We’re a whole load of words into this review, and I still haven’t said anything about the actual game part of this video game. There’s a reason for that; as a game, Mafia 2 has its deficiencies. Action sequences are short and too rare, the stealth sequences are limited in variety and dead-easy, and the fist fighting gameplay, while interesting, is simple and repetitive. Driving around town is fun though, and it better be – you’ll spend more time driving around than shooting people in the face.
As for the shooting specifically, it’s perfectly adequate, but nothing special. The game doesn’t really strike a proper balance between arcade and realism, though. On the one hand, you’ll never run out of bullets since enemies drop them like crazy; on the other hand, most guns will kill you with only a few shots. I would’ve been nice if bullets were a little harder to come by, so that you’d have to be more careful.
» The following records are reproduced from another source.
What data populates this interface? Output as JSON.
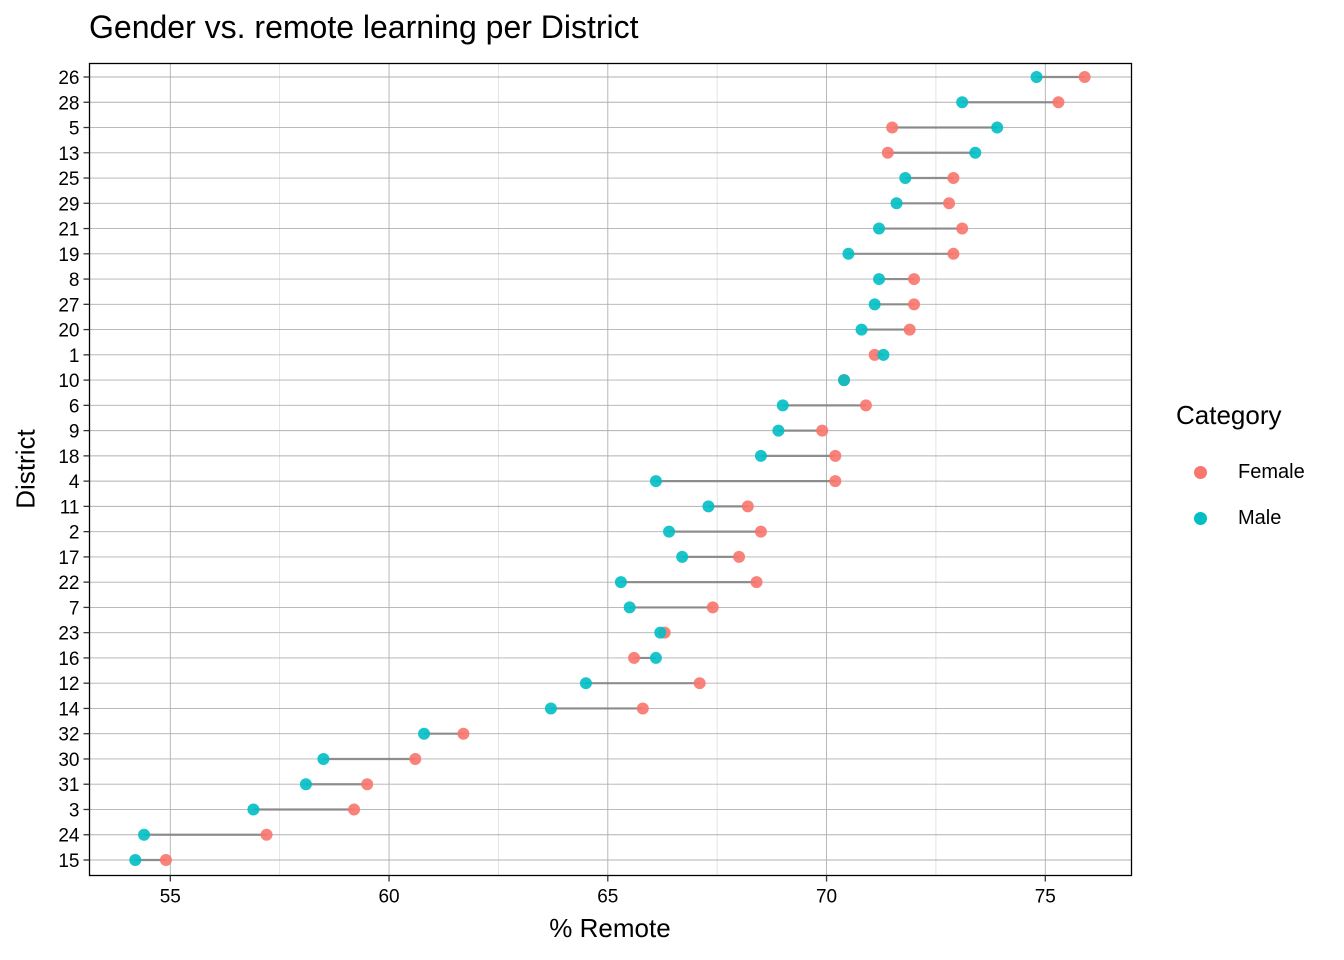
{
  "chart_data": {
    "type": "dumbbell",
    "title": "Gender vs. remote learning per District",
    "xlabel": "% Remote",
    "ylabel": "District",
    "xlim": [
      53.1,
      76.9
    ],
    "xticks": [
      55,
      60,
      65,
      70,
      75
    ],
    "grid": true,
    "legend": {
      "title": "Category",
      "position": "right",
      "entries": [
        "Female",
        "Male"
      ]
    },
    "colors": {
      "Female": "#F8766D",
      "Male": "#00BFC4",
      "segment": "#808080"
    },
    "categories": [
      "26",
      "28",
      "5",
      "13",
      "25",
      "29",
      "21",
      "19",
      "8",
      "27",
      "20",
      "1",
      "10",
      "6",
      "9",
      "18",
      "4",
      "11",
      "2",
      "17",
      "22",
      "7",
      "23",
      "16",
      "12",
      "14",
      "32",
      "30",
      "31",
      "3",
      "24",
      "15"
    ],
    "series": [
      {
        "name": "Female",
        "values": [
          75.9,
          75.3,
          71.5,
          71.4,
          72.9,
          72.8,
          73.1,
          72.9,
          72.0,
          72.0,
          71.9,
          71.1,
          70.4,
          70.9,
          69.9,
          70.2,
          70.2,
          68.2,
          68.5,
          68.0,
          68.4,
          67.4,
          66.3,
          65.6,
          67.1,
          65.8,
          61.7,
          60.6,
          59.5,
          59.2,
          57.2,
          54.9
        ]
      },
      {
        "name": "Male",
        "values": [
          74.8,
          73.1,
          73.9,
          73.4,
          71.8,
          71.6,
          71.2,
          70.5,
          71.2,
          71.1,
          70.8,
          71.3,
          70.4,
          69.0,
          68.9,
          68.5,
          66.1,
          67.3,
          66.4,
          66.7,
          65.3,
          65.5,
          66.2,
          66.1,
          64.5,
          63.7,
          60.8,
          58.5,
          58.1,
          56.9,
          54.4,
          54.2
        ]
      }
    ]
  }
}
In all honesty, Mafia 2 would’ve been better off with a structure more similar to Alan Wake’s. Alan Wake also had the town of Bright Falls to explore, but unlike Mafia 2, only the parts of town that made sense to be accessible during that part of the game were actually accessible. I know open-world is the Chemical X of today’s gaming industry, but Alan Wake’s structure would have been a much better fit for Mafia 2’s strictly linear storyline.
Whether you’ll like Mafia 2 or not will mostly depend on one thing: your affinity for the time period. I absolutely love the style and class of the ’40s and ’50s in America, so I felt right at home. If you’re like me, you’ll enjoy the attention to detail and the love with which the time period is recreated on your screen.
If you’re just looking for a good action game or an open-world game, you can do a lot better than Mafia 2. This is a game that is made or broken by your love for its setting, and if that doesn’t float your boat in any particular way, Mafia 2 will only disappoint you by being generic.